Do you love pizza? Yes? Ok, then. What’s your favorite part of this heavenly food; the cheese, the topping with mushrooms and pepperoni or the crunchy, but still soft dough? If you’re in the group of people who love to keep the best for the end and if that’s the dough, here’s a recipe that you’re going to appreciate.
Don’t worry about the process. Many people panic when they’re supposed to work with dough. Let the softness of the flour lead you. It’s quite simple once you learn, you just gotta try. It is always a good idea to prepare pizza at home, because everyone can choose what they want as topping and plus you don’t have to worry about your appearance in front of other people, as you do in the restaurant. Pour more tomato sauce on that dough!
- 2 ½ cups flour
- ½ durum wheat flour (Semolina)
- 7 grams salt
- 7 grams yeast
- 1 ½ cups warm water (60°C)
- Olive oil for cooking
Heat the water to 60°C and add the yeast. Stir and let sit for 10 minutes until it makes foam. Add 1 tablespoon olive oil in the yeast. In a large bowl, mix the dry ingredients and add them to the yeast. Work the dough with hands (you can use mixer, but it’s preferable to do it by yourself).
If you have problems with the dough (stickiness or if it tears apart), add more flour until it becomes soft and semi-heavy. Let the dough rise and cover it with a plastic foil and let sit at room temperature for 15 – 17 minutes. When the dough rises, divide into 4 equal pieces (balls).
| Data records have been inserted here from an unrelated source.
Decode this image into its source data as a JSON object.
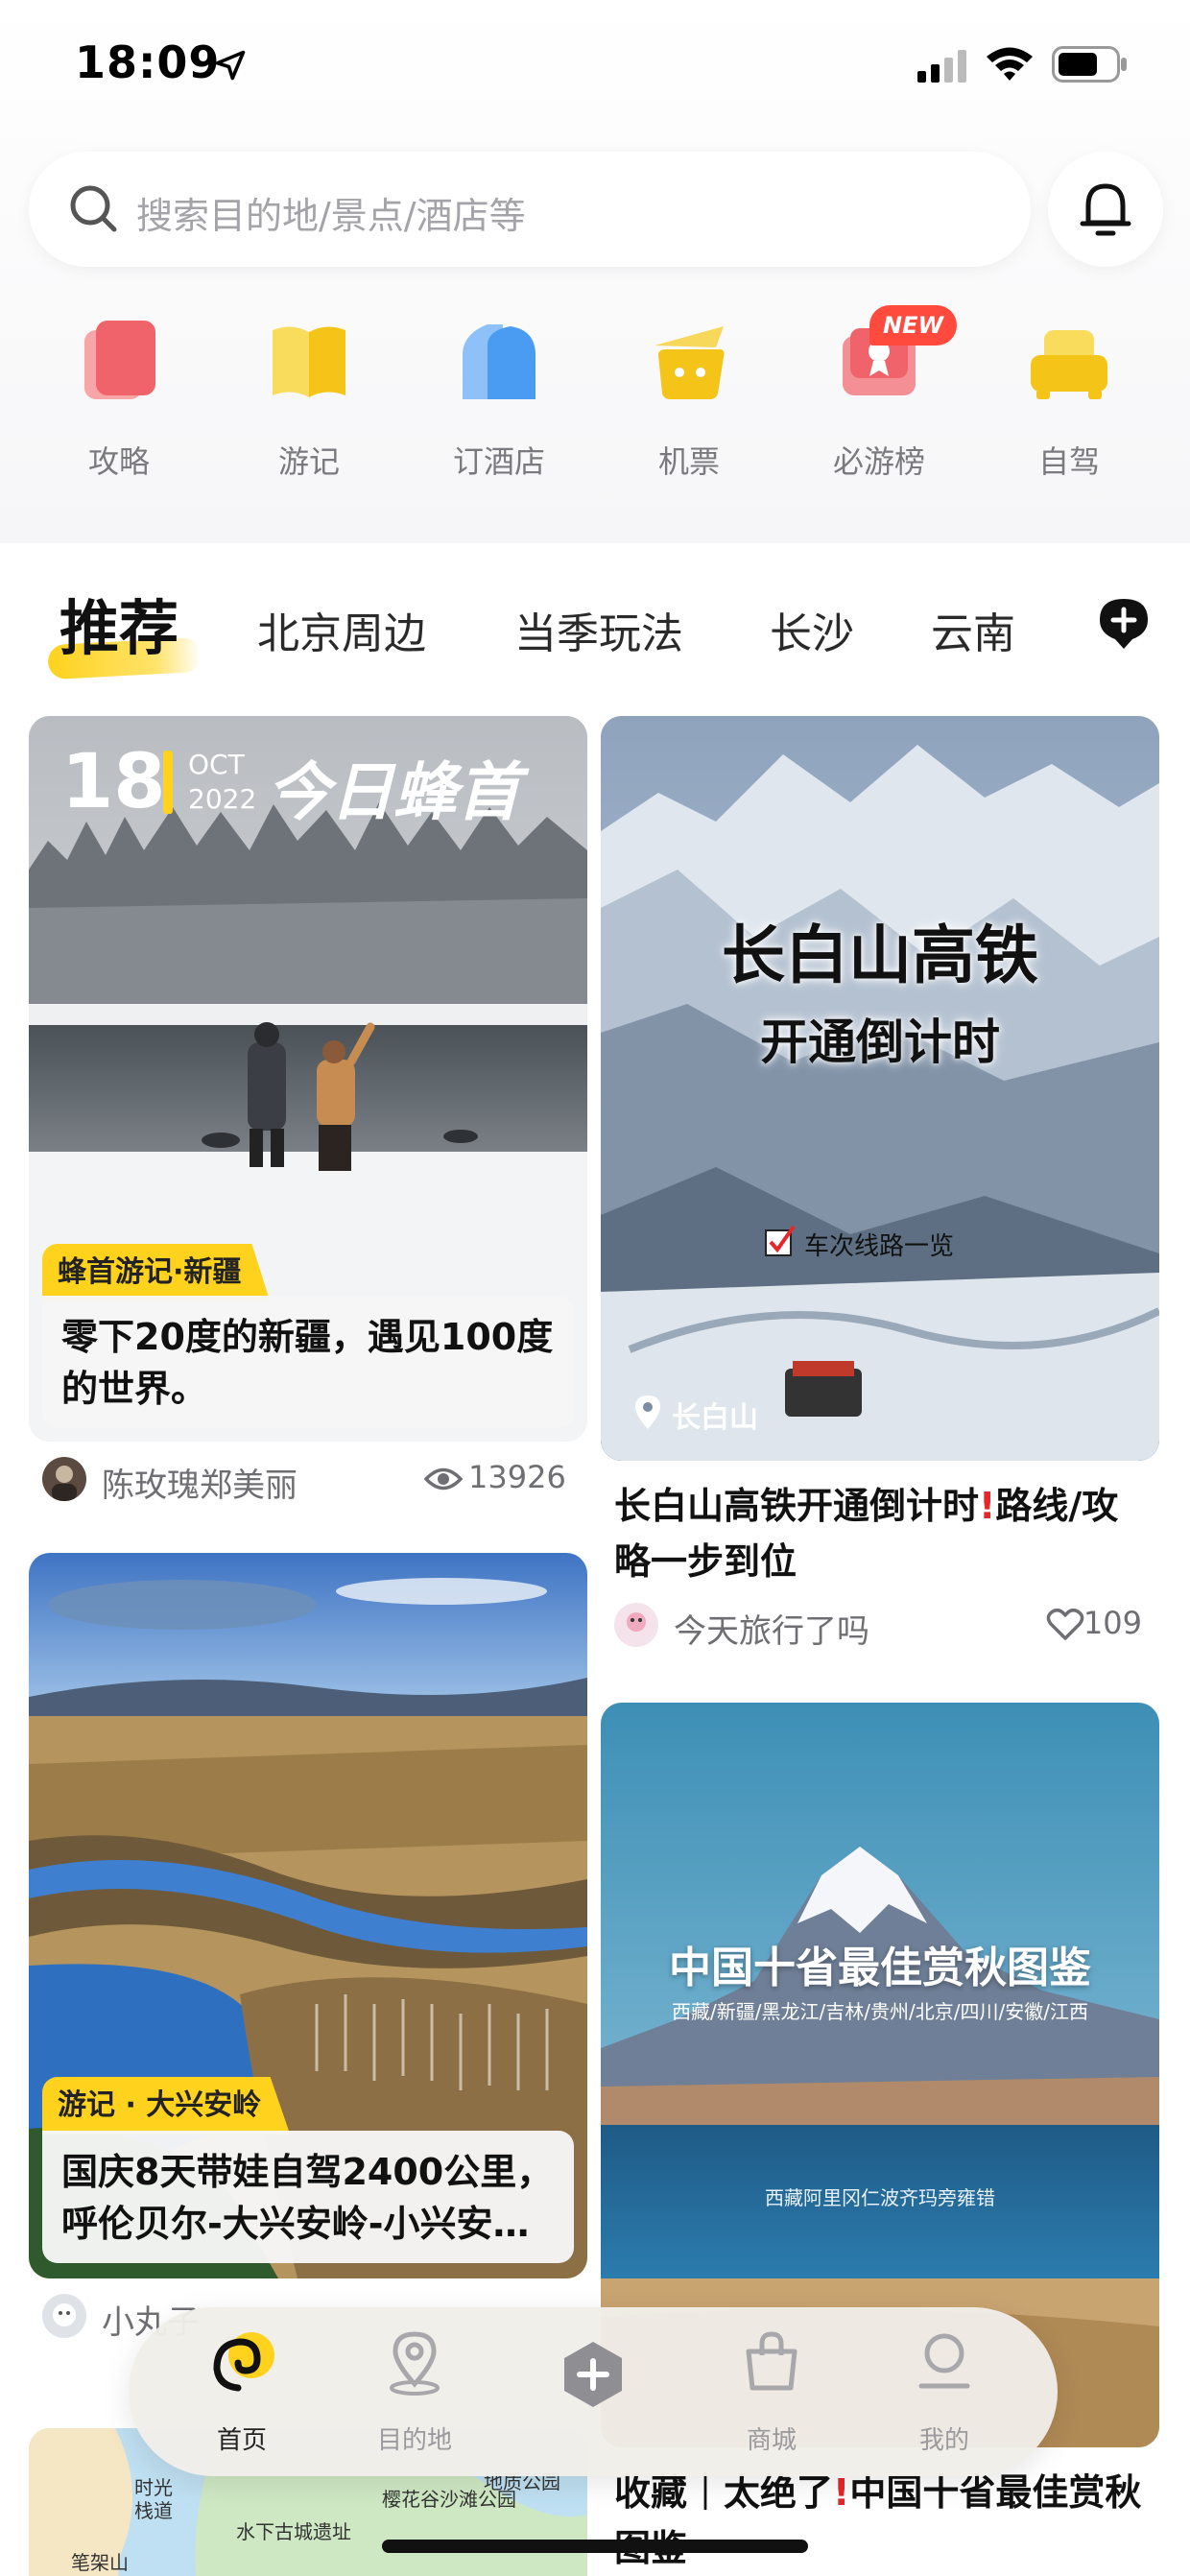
{
  "status_bar": {
    "time": "18:09"
  },
  "search": {
    "placeholder": "搜索目的地/景点/酒店等"
  },
  "quick_nav": [
    {
      "label": "攻略",
      "icon": "guide-icon",
      "color": "#f0636a"
    },
    {
      "label": "游记",
      "icon": "travelnote-icon",
      "color": "#f7cf2c"
    },
    {
      "label": "订酒店",
      "icon": "hotel-icon",
      "color": "#4a9cf3"
    },
    {
      "label": "机票",
      "icon": "flight-icon",
      "color": "#f7d02e"
    },
    {
      "label": "必游榜",
      "icon": "ranking-icon",
      "color": "#f06670",
      "badge": "NEW"
    },
    {
      "label": "自驾",
      "icon": "car-icon",
      "color": "#f8c91f"
    }
  ],
  "tabs": {
    "active": "推荐",
    "items": [
      "北京周边",
      "当季玩法",
      "长沙",
      "云南"
    ]
  },
  "cards": {
    "c1": {
      "date_day": "18",
      "date_month": "OCT",
      "date_year": "2022",
      "banner": "今日蜂首",
      "tag": "蜂首游记·新疆",
      "title": "零下20度的新疆，遇见100度的世界。",
      "author": "陈玫瑰郑美丽",
      "views": "13926"
    },
    "c2": {
      "img_title": "长白山高铁",
      "img_subtitle": "开通倒计时",
      "img_caption": "车次线路一览",
      "location": "长白山",
      "title_a": "长白山高铁开通倒计时",
      "title_b": "路线/攻略一步到位",
      "author": "今天旅行了吗",
      "likes": "109"
    },
    "c3": {
      "tag": "游记 · 大兴安岭",
      "title": "国庆8天带娃自驾2400公里，呼伦贝尔-大兴安岭-小兴安…",
      "author": "小丸子"
    },
    "c4": {
      "img_title": "中国十省最佳赏秋图鉴",
      "img_subtitle": "西藏/新疆/黑龙江/吉林/贵州/北京/四川/安徽/江西",
      "img_caption": "西藏阿里冈仁波齐玛旁雍错",
      "title_a": "收藏｜太绝了",
      "title_b": "中国十省最佳赏秋图鉴"
    },
    "c5": {
      "map_labels": [
        "时光栈道",
        "樱花谷沙滩公园",
        "地质公园",
        "水下古城遗址",
        "笔架山"
      ]
    }
  },
  "bottom_nav": [
    {
      "label": "首页",
      "icon": "home-icon",
      "active": true
    },
    {
      "label": "目的地",
      "icon": "destination-icon",
      "active": false
    },
    {
      "label": "",
      "icon": "plus-icon",
      "active": false
    },
    {
      "label": "商城",
      "icon": "shop-icon",
      "active": false
    },
    {
      "label": "我的",
      "icon": "profile-icon",
      "active": false
    }
  ],
  "colors": {
    "accent_yellow": "#ffd21e",
    "tag_red": "#e8262a",
    "text_grey": "#6f6f73"
  }
}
Clean the working surface and sprinkle some flour. Roll out the dough until you get a flat circle. Don’t over-roll it because it might tear apart. If this happens, you can gather the dough, add some flour, make a ball and spread it again with the rolling pin. Don’t repeat this step, because you need your dough soft and not over tapped. Place the four pieces in a baking tray and bake for 15 minutes. Remove, slice and enjoy. It’s on you to choose the topping and the spices.